Sharing information can transform outcomes, whether in the care context or in fighting cybercrime. Yet - as Lord Laming points out - is often impeded by mistaken interpretations of privacy laws.
“Despite the fact that the government gave clear guidance on information sharing… there continues to be a real concern across all sectors … about the risk of breaching confidentiality or data protection law by sharing concerns about a child’s safety. Whilst the law seeks to preserve individuals’ privacy and confidentiality, it should not be used (and was never intended) as a barrier to appropriate information sharing between professionals.”
(Lord Laming, 2008, The Protection of Children in England).
Transatlantic data flows - an area of legal movement
The difficulties surrounding transatlantic data flows formed the basis of a special issue of the Chatham House Journal of Cyber Policy, of which I am the former editor.
Adoption of the internet across the globe has revolutionised the ways that people access information, live their lives, run businesses, learn and socialise. Inevitably, such a seismic disruption also surfaced complex issues that are difficult to solve. Over the past decade, reactions to the Snowden revelations and cautious interpretations of the EU's General Data Protection Regulation have undermined confidence in transatlantic data sharing for law enforcement and national security purposes. Is it too much of a leap of imagination to assign - at least, in part - the growth in cybercrime we looked at earlier to the difficulties in cross-border data sharing?
WHOIS and privacy - feeling the pain
I have experienced these strains first hand in the ICANN environment, in debates about the publication of domain name registration data for more than 20 years. I’m referring to a service known as the WHOIS, a free directory that anyone could use to look up registration details of domain name holders. The WHOIS response was instant, and free of charge.
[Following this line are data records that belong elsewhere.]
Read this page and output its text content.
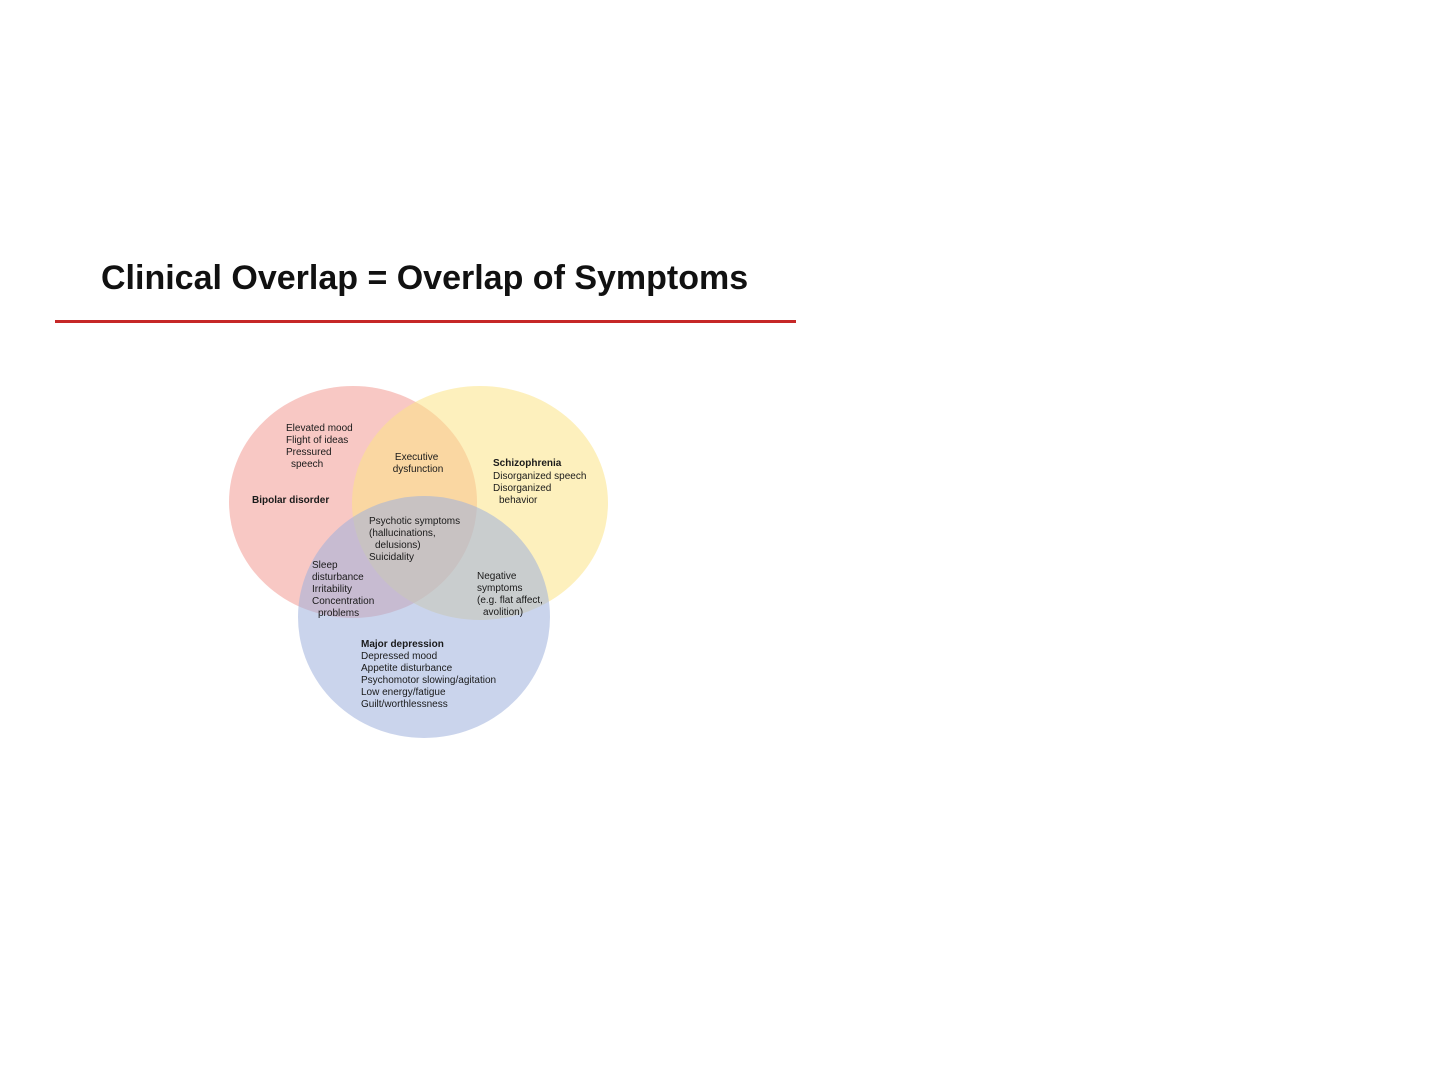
Clinical Overlap = Overlap of Symptoms
Elevated mood Flight of ideas Pressured speech
Bipolar disorder
Executive dysfunction
Schizophrenia
Disorganized speech Disorganized behavior
Psychotic symptoms (hallucinations, delusions) Suicidality
Sleep disturbance Irritability Concentration problems
Negative symptoms (e.g. flat affect, avolition)
Major depression
Depressed mood Appetite disturbance Psychomotor slowing/agitation Low energy/fatigue Guilt/worthlessness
As a policy debate, WHOIS reflects competing, legitimate interests of public safety and individual privacy. When the ICANN WHOIS published everything, it naturally accrued complaints from civil society groups and open letters from the European Article 29 group.
Everything changed in May 2018 with the arrival of GDPR. The ICANN community panicked and redacted registrant data from the public WHOIS - even when it referred to organisations.
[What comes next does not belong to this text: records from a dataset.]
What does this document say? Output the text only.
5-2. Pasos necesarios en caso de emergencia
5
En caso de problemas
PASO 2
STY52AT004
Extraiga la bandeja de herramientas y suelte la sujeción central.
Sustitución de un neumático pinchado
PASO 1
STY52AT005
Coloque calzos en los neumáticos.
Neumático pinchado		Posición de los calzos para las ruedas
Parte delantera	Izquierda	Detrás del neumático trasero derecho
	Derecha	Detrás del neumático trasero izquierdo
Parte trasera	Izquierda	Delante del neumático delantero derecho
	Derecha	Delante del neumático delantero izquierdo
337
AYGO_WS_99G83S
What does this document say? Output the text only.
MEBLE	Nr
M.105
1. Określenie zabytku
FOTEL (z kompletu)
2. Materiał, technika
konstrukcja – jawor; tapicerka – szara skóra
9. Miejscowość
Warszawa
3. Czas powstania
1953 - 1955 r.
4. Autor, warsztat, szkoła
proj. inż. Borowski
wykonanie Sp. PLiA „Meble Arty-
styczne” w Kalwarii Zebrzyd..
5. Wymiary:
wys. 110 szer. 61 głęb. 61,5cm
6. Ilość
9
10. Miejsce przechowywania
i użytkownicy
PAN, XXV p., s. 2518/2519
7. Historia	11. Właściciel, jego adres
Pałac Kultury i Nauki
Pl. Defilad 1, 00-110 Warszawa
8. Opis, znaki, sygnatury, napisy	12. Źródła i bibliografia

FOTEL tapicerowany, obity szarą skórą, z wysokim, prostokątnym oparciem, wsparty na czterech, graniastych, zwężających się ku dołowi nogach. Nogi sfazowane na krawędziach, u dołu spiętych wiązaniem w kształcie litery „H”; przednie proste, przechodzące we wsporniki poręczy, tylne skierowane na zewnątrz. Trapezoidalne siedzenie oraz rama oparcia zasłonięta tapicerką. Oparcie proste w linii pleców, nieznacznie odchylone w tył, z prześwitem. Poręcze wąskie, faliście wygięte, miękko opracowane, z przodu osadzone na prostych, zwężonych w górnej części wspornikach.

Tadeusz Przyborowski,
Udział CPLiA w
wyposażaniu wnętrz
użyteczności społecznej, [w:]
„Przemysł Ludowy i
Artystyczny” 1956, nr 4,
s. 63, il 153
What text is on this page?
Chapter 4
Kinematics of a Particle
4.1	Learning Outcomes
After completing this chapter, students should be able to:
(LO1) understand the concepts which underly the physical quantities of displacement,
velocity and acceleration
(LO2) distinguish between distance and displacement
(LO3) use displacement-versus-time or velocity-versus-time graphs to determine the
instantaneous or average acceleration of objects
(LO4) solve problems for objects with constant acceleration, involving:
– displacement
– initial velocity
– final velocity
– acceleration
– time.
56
That’s me back in 2018, as part of an ‘expedited’ policy development process’ to respond to the impact of GDPR on WHOIS. But after a multi-year process, we failed. Registration data, even relating to companies such as Apple here, has been ‘redacted for privacy’.
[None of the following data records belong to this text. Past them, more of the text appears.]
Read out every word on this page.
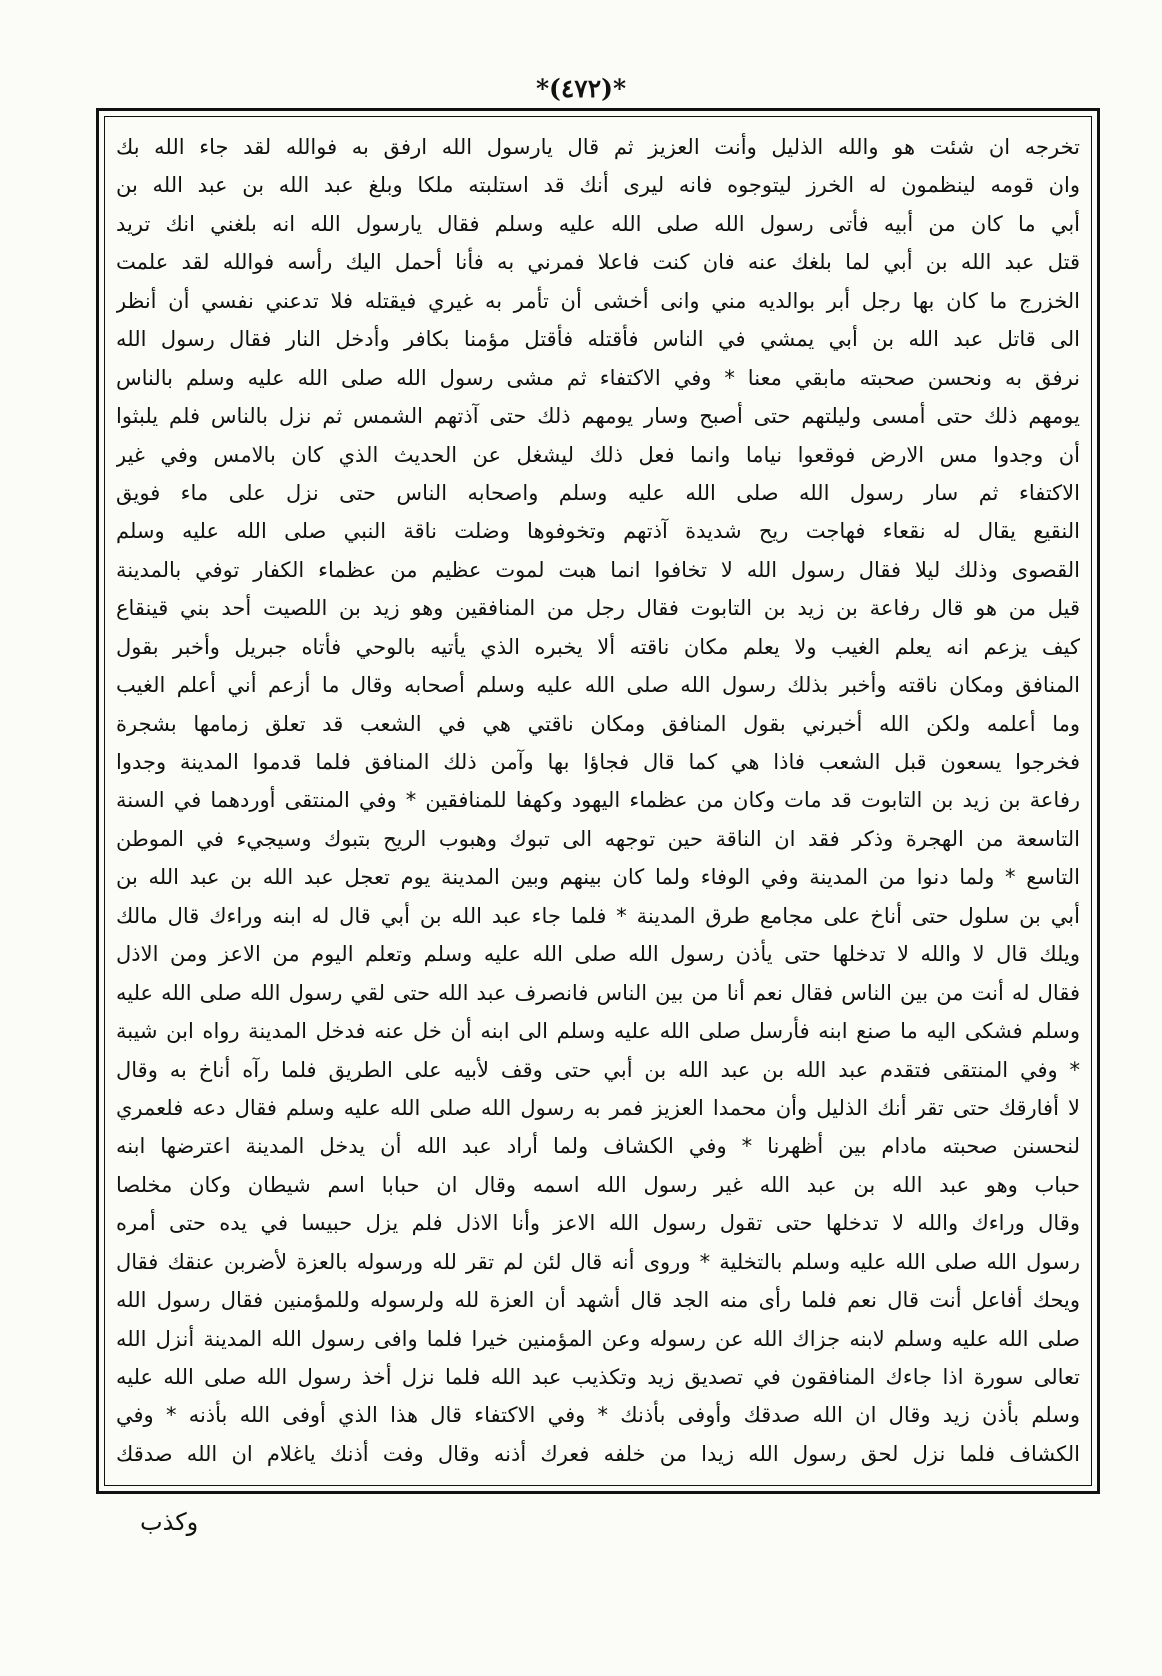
*(٤٧٢)*
تخرجه ان شئت هو والله الذليل وأنت العزيز ثم قال يارسول الله ارفق به فوالله لقد جاء الله بك
وان قومه لينظمون له الخرز ليتوجوه فانه ليرى أنك قد استلبته ملكا وبلغ عبد الله بن عبد الله بن
أبي ما كان من أبيه فأتى رسول الله صلى الله عليه وسلم فقال يارسول الله انه بلغني انك تريد
قتل عبد الله بن أبي لما بلغك عنه فان كنت فاعلا فمرني به فأنا أحمل اليك رأسه فوالله لقد علمت
الخزرج ما كان بها رجل أبر بوالديه مني وانى أخشى أن تأمر به غيري فيقتله فلا تدعني نفسي أن أنظر
الى قاتل عبد الله بن أبي يمشي في الناس فأقتله فأقتل مؤمنا بكافر وأدخل النار فقال رسول الله
نرفق به ونحسن صحبته مابقي معنا * وفي الاكتفاء ثم مشى رسول الله صلى الله عليه وسلم بالناس
يومهم ذلك حتى أمسى وليلتهم حتى أصبح وسار يومهم ذلك حتى آذتهم الشمس ثم نزل بالناس فلم يلبثوا
أن وجدوا مس الارض فوقعوا نياما وانما فعل ذلك ليشغل عن الحديث الذي كان بالامس وفي غير
الاكتفاء ثم سار رسول الله صلى الله عليه وسلم واصحابه الناس حتى نزل على ماء فويق
النقيع يقال له نقعاء فهاجت ريح شديدة آذتهم وتخوفوها وضلت ناقة النبي صلى الله عليه وسلم
القصوى وذلك ليلا فقال رسول الله لا تخافوا انما هبت لموت عظيم من عظماء الكفار توفي بالمدينة
قيل من هو قال رفاعة بن زيد بن التابوت فقال رجل من المنافقين وهو زيد بن اللصيت أحد بني قينقاع
كيف يزعم انه يعلم الغيب ولا يعلم مكان ناقته ألا يخبره الذي يأتيه بالوحي فأتاه جبريل وأخبر بقول
المنافق ومكان ناقته وأخبر بذلك رسول الله صلى الله عليه وسلم أصحابه وقال ما أزعم أني أعلم الغيب
وما أعلمه ولكن الله أخبرني بقول المنافق ومكان ناقتي هي في الشعب قد تعلق زمامها بشجرة
فخرجوا يسعون قبل الشعب فاذا هي كما قال فجاؤا بها وآمن ذلك المنافق فلما قدموا المدينة وجدوا
رفاعة بن زيد بن التابوت قد مات وكان من عظماء اليهود وكهفا للمنافقين * وفي المنتقى أوردهما في السنة
التاسعة من الهجرة وذكر فقد ان الناقة حين توجهه الى تبوك وهبوب الريح بتبوك وسيجيء في الموطن
التاسع * ولما دنوا من المدينة وفي الوفاء ولما كان بينهم وبين المدينة يوم تعجل عبد الله بن عبد الله بن
أبي بن سلول حتى أناخ على مجامع طرق المدينة * فلما جاء عبد الله بن أبي قال له ابنه وراءك قال مالك
ويلك قال لا والله لا تدخلها حتى يأذن رسول الله صلى الله عليه وسلم وتعلم اليوم من الاعز ومن الاذل
فقال له أنت من بين الناس فقال نعم أنا من بين الناس فانصرف عبد الله حتى لقي رسول الله صلى الله عليه
وسلم فشكى اليه ما صنع ابنه فأرسل صلى الله عليه وسلم الى ابنه أن خل عنه فدخل المدينة رواه ابن شيبة
* وفي المنتقى فتقدم عبد الله بن عبد الله بن أبي حتى وقف لأبيه على الطريق فلما رآه أناخ به وقال
لا أفارقك حتى تقر أنك الذليل وأن محمدا العزيز فمر به رسول الله صلى الله عليه وسلم فقال دعه فلعمري
لنحسنن صحبته مادام بين أظهرنا * وفي الكشاف ولما أراد عبد الله أن يدخل المدينة اعترضها ابنه
حباب وهو عبد الله بن عبد الله غير رسول الله اسمه وقال ان حبابا اسم شيطان وكان مخلصا
وقال وراءك والله لا تدخلها حتى تقول رسول الله الاعز وأنا الاذل فلم يزل حبيسا في يده حتى أمره
رسول الله صلى الله عليه وسلم بالتخلية * وروى أنه قال لئن لم تقر لله ورسوله بالعزة لأضربن عنقك فقال
ويحك أفاعل أنت قال نعم فلما رأى منه الجد قال أشهد أن العزة لله ولرسوله وللمؤمنين فقال رسول الله
صلى الله عليه وسلم لابنه جزاك الله عن رسوله وعن المؤمنين خيرا فلما وافى رسول الله المدينة أنزل الله
تعالى سورة اذا جاءك المنافقون في تصديق زيد وتكذيب عبد الله فلما نزل أخذ رسول الله صلى الله عليه
وسلم بأذن زيد وقال ان الله صدقك وأوفى بأذنك * وفي الاكتفاء قال هذا الذي أوفى الله بأذنه * وفي
الكشاف فلما نزل لحق رسول الله زيدا من خلفه فعرك أذنه وقال وفت أذنك ياغلام ان الله صدقك
وكذب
Since when did massive corporations enjoy privacy protections designed for human beings?
And why such a cautious implementation of privacy laws?
Cultural differences between the EU and US result in divergent approaches, and this comes into play due to GDPR’s extraterritorial effect.
Mythbusting GDPR
Award-winning legal powerhouse, Eleanor Duhs, tells me that a guy was seen recently at a legal conference, wearing a T-shirt saying ‘Only God is GDPR compliant’. This highlights a key aspect of the EU law - it is aspirational in nature, an anathema to the more litigious US environment, where a strict, black letter law interpretation is applied. When faced with turnover based fines imposed by GDPR, it’s difficult to persuade US companies to just ‘be a good sport’, and voluntarily shoulder the potential liability by sharing data.
Before going on, let’s bust some myths about privacy law:
- First of all, in a healthy democracy, the protection of fundamental rights is essential, especially in contexts where someone can be deprived of their liberty. Privacy laws set bright lines for the law enforcement community when fighting crime, and that is something to be respected and cherished.
- You all know this, but it’s worth stating anyway. Privacy laws and criminal justice are not in opposition to one another, and the recent guidance of the UK’s Information Commissioner is that privacy laws do not prevent you for sharing personal information where it is appropriate to do so, or from taking steps to prevent harm. This statement shouldn’t really have needed to be made, but is welcome nonetheless.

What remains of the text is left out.